First documented in connection with the Borghese Collection in 1833, this painting is a product of the Florentine workshop of San Marco, as is suggested by the monogram – a cross with two rings – visible in the centre of the composition. Inventories and critics have variously attributed the panel to Fra’ Bartolomeo and Mariotto Albertinelli. It depicts the Holy Family with the infant John the Baptist, who holds up a cross with a scroll. God’s appearance to Moses is represented in the landscape behind the Virgin.
Salvator Rosa, 115 x 94 x 8 cm
Rome, Borghese Collection, 1833 (Inventario Fidecommissario Borghese 1833, p. 23; Della Pergola 1959). Purchased by Italian state, 1902.
Datato lungo il bordo del tavolo '1511'.
In basso, al centro della composizione, monogramma della bottega del convento di San Marco di Firenze formato da una croce racchiusa da un doppio anello.
The provenance of this panel is unknown. It was first cited in connection with the Borghese Collection in the 1833 Inventario Fidecommissario as a work by Fra’ Bartolomeo. While Cavalcaselle (1864) rejected this attribution, Morelli (1897) revived it, proposing also the name of Mariotto Albertinelli. This scholar, in fact, argued that the work was executed by both artists working together, as is suggested by the presence of the monogram at the centre of the composition, a cross enclosed by two rings, the symbol used by the Florentine workshop of San Marco.
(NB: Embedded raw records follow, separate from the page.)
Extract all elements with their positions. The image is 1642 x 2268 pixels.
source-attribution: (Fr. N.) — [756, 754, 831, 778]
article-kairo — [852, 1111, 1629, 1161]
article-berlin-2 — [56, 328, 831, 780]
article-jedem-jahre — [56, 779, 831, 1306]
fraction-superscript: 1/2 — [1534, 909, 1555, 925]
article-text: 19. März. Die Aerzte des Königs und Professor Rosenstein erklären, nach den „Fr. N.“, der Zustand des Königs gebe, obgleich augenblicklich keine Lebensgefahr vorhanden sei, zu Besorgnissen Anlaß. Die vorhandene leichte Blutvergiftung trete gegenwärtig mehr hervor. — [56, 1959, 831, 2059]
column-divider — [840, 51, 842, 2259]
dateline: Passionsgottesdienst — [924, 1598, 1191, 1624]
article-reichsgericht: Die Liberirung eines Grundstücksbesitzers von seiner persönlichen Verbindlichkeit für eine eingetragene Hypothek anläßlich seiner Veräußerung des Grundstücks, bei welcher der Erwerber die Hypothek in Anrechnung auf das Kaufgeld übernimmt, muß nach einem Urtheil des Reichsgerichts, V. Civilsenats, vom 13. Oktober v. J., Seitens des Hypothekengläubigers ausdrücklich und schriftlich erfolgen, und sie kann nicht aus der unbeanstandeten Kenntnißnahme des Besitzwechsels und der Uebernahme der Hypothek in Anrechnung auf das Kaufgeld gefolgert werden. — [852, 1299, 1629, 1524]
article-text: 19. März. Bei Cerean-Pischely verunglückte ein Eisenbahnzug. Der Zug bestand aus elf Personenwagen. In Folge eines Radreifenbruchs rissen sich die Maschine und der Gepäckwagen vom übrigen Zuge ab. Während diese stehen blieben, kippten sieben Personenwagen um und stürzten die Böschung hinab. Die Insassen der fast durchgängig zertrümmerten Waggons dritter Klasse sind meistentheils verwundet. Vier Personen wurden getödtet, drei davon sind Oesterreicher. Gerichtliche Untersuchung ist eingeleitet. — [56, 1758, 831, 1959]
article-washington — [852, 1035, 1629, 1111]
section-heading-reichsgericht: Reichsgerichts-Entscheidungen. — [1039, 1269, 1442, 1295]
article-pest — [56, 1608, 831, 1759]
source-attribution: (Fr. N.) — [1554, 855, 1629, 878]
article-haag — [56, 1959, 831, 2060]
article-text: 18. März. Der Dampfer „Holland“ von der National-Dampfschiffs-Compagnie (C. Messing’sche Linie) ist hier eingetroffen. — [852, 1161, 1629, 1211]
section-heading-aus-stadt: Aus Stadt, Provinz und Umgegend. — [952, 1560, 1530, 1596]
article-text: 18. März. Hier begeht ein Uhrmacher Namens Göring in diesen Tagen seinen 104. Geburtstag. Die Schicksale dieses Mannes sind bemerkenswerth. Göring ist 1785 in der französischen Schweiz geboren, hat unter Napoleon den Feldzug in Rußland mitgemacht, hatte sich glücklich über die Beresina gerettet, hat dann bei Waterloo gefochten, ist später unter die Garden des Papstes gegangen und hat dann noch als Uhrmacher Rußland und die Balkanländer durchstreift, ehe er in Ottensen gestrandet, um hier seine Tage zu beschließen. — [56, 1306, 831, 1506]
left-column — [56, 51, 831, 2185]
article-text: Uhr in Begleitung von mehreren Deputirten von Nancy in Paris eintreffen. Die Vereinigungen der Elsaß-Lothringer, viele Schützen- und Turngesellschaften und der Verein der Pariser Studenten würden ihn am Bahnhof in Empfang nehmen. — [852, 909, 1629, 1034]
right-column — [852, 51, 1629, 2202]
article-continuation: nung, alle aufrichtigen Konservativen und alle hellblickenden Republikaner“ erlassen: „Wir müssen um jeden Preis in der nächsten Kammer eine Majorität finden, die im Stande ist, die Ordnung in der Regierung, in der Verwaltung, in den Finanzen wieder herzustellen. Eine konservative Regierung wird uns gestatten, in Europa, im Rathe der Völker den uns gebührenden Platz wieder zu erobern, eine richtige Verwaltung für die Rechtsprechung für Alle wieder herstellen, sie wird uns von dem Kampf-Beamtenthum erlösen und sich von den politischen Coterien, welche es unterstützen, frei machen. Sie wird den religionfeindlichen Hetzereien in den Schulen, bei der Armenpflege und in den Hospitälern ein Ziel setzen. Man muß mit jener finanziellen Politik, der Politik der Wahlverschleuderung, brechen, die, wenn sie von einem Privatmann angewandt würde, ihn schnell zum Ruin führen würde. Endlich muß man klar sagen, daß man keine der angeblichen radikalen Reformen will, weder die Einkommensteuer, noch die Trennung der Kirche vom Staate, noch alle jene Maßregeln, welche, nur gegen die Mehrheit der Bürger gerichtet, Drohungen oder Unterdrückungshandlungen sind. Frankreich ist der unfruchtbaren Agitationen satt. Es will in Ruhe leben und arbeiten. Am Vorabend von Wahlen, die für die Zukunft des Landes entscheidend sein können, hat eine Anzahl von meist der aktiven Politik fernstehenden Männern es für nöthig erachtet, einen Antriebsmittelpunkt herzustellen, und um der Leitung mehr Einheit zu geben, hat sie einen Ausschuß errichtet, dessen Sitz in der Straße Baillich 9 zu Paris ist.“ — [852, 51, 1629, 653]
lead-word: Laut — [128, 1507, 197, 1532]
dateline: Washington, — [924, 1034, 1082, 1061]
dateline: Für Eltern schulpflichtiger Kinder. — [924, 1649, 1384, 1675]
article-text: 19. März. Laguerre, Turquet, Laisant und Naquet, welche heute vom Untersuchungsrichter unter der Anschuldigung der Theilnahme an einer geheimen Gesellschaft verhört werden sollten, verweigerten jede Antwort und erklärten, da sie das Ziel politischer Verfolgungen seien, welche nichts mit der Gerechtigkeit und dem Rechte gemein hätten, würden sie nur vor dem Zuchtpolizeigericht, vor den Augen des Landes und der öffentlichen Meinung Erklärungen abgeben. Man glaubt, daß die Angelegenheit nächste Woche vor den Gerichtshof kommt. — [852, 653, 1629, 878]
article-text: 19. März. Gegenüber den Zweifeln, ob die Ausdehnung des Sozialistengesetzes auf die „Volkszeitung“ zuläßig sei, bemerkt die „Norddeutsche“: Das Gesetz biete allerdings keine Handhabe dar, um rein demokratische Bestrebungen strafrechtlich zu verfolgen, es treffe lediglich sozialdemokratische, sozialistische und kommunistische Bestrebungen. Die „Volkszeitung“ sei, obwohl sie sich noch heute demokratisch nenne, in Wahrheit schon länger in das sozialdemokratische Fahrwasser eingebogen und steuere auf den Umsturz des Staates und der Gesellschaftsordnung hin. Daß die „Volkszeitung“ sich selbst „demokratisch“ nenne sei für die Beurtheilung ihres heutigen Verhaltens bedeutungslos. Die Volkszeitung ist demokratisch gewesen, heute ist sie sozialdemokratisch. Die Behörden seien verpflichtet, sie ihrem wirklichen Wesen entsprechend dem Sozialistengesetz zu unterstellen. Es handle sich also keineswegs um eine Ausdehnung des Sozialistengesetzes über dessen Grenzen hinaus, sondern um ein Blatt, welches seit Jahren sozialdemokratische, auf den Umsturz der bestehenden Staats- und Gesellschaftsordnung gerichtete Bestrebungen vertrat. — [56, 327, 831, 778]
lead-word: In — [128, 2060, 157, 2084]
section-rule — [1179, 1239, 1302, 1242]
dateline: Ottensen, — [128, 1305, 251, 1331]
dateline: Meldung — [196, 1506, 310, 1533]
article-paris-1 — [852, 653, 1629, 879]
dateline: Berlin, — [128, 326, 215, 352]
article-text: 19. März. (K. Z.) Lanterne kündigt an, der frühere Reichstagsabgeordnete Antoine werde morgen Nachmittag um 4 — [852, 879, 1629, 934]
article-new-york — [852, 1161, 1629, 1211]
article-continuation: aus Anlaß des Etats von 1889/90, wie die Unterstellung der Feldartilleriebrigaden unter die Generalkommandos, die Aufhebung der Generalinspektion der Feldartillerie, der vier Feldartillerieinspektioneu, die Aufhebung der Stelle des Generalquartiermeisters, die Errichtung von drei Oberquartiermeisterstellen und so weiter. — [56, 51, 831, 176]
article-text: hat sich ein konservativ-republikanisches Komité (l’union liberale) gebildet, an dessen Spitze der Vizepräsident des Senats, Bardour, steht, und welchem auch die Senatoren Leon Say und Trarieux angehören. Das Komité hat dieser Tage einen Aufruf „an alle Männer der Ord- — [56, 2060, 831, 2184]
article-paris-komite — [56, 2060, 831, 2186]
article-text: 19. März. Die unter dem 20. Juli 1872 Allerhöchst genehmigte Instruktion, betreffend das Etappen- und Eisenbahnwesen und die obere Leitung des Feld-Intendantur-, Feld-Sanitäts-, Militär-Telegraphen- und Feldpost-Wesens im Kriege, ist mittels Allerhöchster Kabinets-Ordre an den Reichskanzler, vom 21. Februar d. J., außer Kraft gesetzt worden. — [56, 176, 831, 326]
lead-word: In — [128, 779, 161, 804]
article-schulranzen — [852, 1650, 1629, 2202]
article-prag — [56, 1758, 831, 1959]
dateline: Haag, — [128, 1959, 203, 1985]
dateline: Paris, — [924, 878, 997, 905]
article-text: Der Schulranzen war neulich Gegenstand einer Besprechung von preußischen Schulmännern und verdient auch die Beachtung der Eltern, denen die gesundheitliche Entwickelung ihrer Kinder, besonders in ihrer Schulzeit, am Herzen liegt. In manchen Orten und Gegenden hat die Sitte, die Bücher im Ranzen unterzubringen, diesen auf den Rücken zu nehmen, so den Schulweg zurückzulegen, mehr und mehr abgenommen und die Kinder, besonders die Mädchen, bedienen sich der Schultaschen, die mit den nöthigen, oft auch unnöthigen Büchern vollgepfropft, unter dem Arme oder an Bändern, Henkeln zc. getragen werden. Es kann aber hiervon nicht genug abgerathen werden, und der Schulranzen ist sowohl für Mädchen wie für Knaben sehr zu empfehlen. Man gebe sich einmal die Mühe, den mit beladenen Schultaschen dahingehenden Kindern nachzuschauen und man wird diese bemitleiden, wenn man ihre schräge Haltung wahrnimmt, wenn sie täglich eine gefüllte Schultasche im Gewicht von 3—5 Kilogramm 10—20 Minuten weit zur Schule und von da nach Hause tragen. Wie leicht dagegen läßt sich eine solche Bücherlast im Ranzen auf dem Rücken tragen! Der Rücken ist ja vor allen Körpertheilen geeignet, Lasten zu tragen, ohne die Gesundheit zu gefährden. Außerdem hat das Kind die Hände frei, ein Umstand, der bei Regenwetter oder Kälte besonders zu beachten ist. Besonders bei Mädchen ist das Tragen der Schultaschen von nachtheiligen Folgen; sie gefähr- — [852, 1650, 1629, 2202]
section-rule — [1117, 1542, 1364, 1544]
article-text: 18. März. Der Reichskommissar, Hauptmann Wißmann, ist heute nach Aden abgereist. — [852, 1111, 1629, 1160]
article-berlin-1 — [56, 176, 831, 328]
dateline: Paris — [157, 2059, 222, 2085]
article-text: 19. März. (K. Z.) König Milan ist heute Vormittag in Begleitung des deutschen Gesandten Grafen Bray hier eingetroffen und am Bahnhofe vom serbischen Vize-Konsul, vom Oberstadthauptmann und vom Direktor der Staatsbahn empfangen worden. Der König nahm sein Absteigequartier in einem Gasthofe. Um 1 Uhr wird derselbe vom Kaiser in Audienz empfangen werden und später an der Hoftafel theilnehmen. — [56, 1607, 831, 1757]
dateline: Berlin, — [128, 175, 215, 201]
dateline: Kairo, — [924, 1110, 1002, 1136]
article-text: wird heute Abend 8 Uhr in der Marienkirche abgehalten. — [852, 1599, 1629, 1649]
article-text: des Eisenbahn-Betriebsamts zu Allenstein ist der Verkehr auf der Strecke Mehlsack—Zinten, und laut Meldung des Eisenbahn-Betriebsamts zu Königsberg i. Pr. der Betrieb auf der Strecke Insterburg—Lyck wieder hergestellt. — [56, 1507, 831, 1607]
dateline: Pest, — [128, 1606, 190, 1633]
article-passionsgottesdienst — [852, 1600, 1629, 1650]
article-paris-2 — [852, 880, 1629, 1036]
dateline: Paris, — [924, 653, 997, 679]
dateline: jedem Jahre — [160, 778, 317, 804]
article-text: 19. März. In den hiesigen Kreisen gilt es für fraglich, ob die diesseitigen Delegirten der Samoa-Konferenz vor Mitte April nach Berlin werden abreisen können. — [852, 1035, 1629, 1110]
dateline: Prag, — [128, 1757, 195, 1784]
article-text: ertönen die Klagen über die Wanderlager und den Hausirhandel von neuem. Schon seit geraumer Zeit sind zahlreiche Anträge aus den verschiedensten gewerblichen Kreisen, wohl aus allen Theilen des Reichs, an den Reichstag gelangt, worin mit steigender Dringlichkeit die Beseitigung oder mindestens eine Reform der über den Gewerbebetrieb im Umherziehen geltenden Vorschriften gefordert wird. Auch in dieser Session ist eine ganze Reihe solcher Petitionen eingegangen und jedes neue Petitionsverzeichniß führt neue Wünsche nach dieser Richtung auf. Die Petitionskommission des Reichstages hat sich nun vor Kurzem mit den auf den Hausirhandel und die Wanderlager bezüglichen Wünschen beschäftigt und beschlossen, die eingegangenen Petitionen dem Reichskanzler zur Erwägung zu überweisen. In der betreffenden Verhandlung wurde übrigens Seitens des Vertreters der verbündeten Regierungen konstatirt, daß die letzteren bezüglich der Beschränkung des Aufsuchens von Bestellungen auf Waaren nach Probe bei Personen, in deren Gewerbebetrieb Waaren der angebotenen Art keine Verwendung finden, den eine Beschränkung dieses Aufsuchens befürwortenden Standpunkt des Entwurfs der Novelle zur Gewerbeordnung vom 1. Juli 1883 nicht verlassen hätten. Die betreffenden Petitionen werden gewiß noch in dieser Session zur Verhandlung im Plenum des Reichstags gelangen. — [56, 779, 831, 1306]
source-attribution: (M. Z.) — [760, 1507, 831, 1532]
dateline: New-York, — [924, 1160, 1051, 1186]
Furthermore, the date shown on the edge of the table on which the Child is leaning – 1511 – corresponds to the period of close collaboration between Albertinelli and Fra’ Bartolomeo.
Nonetheless, the debate over the artist still continues, dividing critics between those who maintain that the entire work was by Albertinelli (Knapp 1903; Longhi 1928; Della Pergola 1959; Becherucci 1960; Borgo 1976; Padovani 1996), those who propose that it was a collaborative effort of the two artists (Gruyer 1886; Mündler 1891; Venturi 1893; Herrmann Fiore 2006), and those who claim that Albertini painted over a cartoon prepared by the Dominican friar. (Berenson 1909; Id. 1936). This uncertainty is fully comprehensible, especially in light of the existence of other versions of the work – in the Mond collection (National Gallery, London), in the Galleria Corsini (Florence) and in the private Moss collection (Riverdale, NY). The Borghese exemplar is clearly one of those works for which certain attribution is problematic, as products of the San Marco workshop – and of busy ateliers generally – were painted in series, beginning from a common prototype. In his work on the Adoration in the Mond collection, Cecil Gould took these considerations into account, going on to propose that the Borghese and Corsini versions derived from a single cartoon. For his part, Ludovico Borgo (1974) assumed the existence of an original, now lost, by Fra’ Bartolomeo in the San Marco workshop.
A new twist was given to the critical debate in the context of the Florentine exhibition on Fra’ Bartolomeo. Diagnostic testing conducted on that occasion brought to light several elements of which scholars had until then been unaware. One of these was that the Borghese painting revealed several changes of strategy during its execution, while the Corsini version did not, suggestion that the latter was a copy of the former (Padovani 1996). Nonetheless, the discovery of the Holy Family of Riverdale, which has been definitively ascribed to Mariotto (Padovani 1996), has led critics to reassess the question of attribution of the Borghese panel: in spite of its high quality, it does not so clearly show those stylistic characteristics to permit us to attribute it with complete confidence to either Mariotto or Fra’ Bartolomeo; the present writer is in agreement with this view.